Sabanto, a Chicago-based robotic farming company, helped Bellcock Farms plant using remote-controlled utility tractors, each pulling five-row planters. Several other farmers in Iowa and Illinois have also hired the company to provide robotic planting help this year.

Autonomous farming has moved from the proof-of-concept stage to commercial reality for the company.

“This is the real deal … it will change agriculture,” said Sabanto co-owner Craig Rupp as he watched one driverless tractor plant while another passed nearby on the way to a seed tender to refill. “We’ve gone from one tractor and planter to multiple machines operating remotely at the same time.”

The company’s vision to solve agriculture’s labor shortage with autonomous technology is being realized, according to Rupp.

“This is still a work in progress; it’s hard to do,” he added. “However, I do believe this will be the solution to the lack of labor in [row-crop] agriculture.”

Justin Bellcock said his family is fortunate they currently have enough help for their row-crop, turkey and crop input businesses. However, he knows that may not always be the case.

That’s why the Bellcocks hired Sabanto to plant a portion of their soybean acres. Seeding soybeans and corn as soon as the ground is fit is crucial to maximize yield potential for both crops, Bellcock stated. The family uses two planters to seed each crop at the same time to improve the odds.

“Labor shortages in farming will only get worse,” Bellcock said. “There may be a day when we don’t have the help, so I want to see this technology succeed.”

Bellcock was impressed last year with Sabanto’s remote-operated 235 horsepower JCB Fastrac and 18-row Harvest International planter. The unit was capable of planting about 500 acres in 24 hours of continuous operation.

By today’s standards, the three 60 horsepower Kubota M5660SU tractors with five-row Harvest International planters traversing Bellcock’s fields weren’t an impressive display of power and size. But watching the driverless units work together, and the technology making it happen, blew the farmer away.

“This is the future of agriculture,” Bellcock claimed.

The three small units can plant almost the same amount of acres during a 24-hour period as the bigger tractor and planter last year. Rupp chose small implements this year because they’re light, cost effective, relatively simple to retrofit and easy to move.

“One big advantage to smaller equipment is less compaction,” Rupp said of the 7,000 pound units. “Logistically, we can get move them from point A to point B quickly.”

If the company wanted to use larger equipment again in the future, Rupp said the technology allows that to happen. “We decided to start small to perfect controlling multiple units.”

“Getting multiple units to run in a single field is a whole different ballgame from last year,” Rupp admitted. “Running multiple units in multiple fields (in multiple states) is another league, which is the ultimate goal.”

Matt Darr, a professor in agricultural and biosystems engineering at Iowa State University, said automation is part of the natural evolution of agriculture.
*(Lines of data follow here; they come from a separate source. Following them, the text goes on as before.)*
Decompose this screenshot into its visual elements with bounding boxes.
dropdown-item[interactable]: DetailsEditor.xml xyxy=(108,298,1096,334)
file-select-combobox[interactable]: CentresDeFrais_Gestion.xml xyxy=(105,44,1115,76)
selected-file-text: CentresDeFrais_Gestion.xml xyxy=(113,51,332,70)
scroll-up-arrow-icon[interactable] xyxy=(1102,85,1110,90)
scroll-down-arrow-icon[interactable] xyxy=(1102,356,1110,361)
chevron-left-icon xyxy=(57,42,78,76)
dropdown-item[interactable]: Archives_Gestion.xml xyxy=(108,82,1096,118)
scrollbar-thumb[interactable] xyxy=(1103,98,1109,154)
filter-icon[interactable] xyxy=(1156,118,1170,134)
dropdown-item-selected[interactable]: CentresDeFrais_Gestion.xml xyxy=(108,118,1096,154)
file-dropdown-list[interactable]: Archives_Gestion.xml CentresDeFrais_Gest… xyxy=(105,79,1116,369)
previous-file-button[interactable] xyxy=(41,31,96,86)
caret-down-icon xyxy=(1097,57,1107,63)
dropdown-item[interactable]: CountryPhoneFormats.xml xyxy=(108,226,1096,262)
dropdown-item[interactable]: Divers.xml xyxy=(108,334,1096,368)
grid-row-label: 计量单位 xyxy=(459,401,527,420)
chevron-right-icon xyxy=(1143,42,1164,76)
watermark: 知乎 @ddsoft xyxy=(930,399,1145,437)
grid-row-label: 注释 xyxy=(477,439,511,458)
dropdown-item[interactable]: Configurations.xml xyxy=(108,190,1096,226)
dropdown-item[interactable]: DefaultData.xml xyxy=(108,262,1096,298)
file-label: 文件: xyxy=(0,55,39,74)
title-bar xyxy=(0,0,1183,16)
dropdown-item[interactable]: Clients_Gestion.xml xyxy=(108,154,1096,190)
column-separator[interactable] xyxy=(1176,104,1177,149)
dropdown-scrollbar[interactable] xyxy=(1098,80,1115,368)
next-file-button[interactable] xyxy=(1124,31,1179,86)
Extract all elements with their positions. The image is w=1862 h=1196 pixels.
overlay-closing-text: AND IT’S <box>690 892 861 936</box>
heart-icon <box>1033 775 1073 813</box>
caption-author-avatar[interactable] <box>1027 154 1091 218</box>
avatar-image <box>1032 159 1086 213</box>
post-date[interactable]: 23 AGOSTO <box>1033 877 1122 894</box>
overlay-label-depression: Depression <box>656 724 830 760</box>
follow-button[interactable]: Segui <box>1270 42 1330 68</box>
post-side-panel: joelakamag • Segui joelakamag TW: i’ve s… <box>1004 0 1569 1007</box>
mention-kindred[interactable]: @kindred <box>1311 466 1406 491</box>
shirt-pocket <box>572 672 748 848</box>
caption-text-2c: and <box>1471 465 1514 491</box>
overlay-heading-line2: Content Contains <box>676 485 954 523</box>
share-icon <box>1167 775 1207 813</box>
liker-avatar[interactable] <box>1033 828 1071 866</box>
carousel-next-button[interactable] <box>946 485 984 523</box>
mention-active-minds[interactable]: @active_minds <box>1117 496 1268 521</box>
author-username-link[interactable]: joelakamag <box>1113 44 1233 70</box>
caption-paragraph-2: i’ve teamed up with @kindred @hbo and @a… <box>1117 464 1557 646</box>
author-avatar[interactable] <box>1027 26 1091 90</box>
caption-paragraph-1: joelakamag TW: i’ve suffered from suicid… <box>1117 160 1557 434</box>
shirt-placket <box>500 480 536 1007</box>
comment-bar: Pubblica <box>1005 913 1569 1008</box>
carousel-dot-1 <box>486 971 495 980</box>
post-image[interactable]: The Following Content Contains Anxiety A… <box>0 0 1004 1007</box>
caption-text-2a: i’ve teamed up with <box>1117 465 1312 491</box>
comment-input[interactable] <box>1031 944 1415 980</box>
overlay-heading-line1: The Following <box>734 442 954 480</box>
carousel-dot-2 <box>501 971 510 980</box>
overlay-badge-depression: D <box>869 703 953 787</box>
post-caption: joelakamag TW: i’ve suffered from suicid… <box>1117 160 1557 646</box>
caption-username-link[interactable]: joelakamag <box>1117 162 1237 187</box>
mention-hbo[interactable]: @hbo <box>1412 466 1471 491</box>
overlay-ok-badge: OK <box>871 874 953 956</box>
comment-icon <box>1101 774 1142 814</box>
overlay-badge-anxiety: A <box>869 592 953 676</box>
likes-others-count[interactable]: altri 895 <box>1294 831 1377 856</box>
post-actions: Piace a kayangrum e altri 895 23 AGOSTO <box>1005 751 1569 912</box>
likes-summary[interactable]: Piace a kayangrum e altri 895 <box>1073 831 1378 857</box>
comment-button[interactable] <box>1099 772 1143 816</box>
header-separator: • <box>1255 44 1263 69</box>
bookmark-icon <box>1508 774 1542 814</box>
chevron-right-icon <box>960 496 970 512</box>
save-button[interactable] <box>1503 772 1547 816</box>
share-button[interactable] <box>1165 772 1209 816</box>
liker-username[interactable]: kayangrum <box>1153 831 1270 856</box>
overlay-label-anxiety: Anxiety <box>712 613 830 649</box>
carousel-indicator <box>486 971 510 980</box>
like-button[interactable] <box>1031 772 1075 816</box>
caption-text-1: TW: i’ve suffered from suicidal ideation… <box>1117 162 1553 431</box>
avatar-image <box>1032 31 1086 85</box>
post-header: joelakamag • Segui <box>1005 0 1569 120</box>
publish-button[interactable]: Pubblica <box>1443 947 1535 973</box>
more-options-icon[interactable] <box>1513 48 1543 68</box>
Horses gave way to tractors, which became partially automated two decades ago with satellite guidance and auto steer.

Fully automated farm equipment will only become more popular out of necessity as equipment manufacturers and technology companies like Sabanto, John Deere, Raven Applied Technology and others perfect it, Darr asserted. Sabanto, though, is the only company at this time using autonomous equipment to custom farm for clients, according to Rupp and Darr.

Source: Progressive Farmer. Article by Matthew Wilde.


This article is the first realization of commercialized small, autonomous implements replacing large tractors. Agricultural implements have been designed for years to maximize the amount of work per time for one person operating one machine leading to larger and larger equipment. The future of agriculture provides the possibility for the management of multiple machines by one person, potentially without the need for continuous monitoring, allowing machinery to run round the clock. This will lead to the proliferation of smaller implements in larger quantities resulting in changes across the industry from implement ownership to new models of custom harvest/planting to potentially new models of land ownership as implements can be monitored remotely.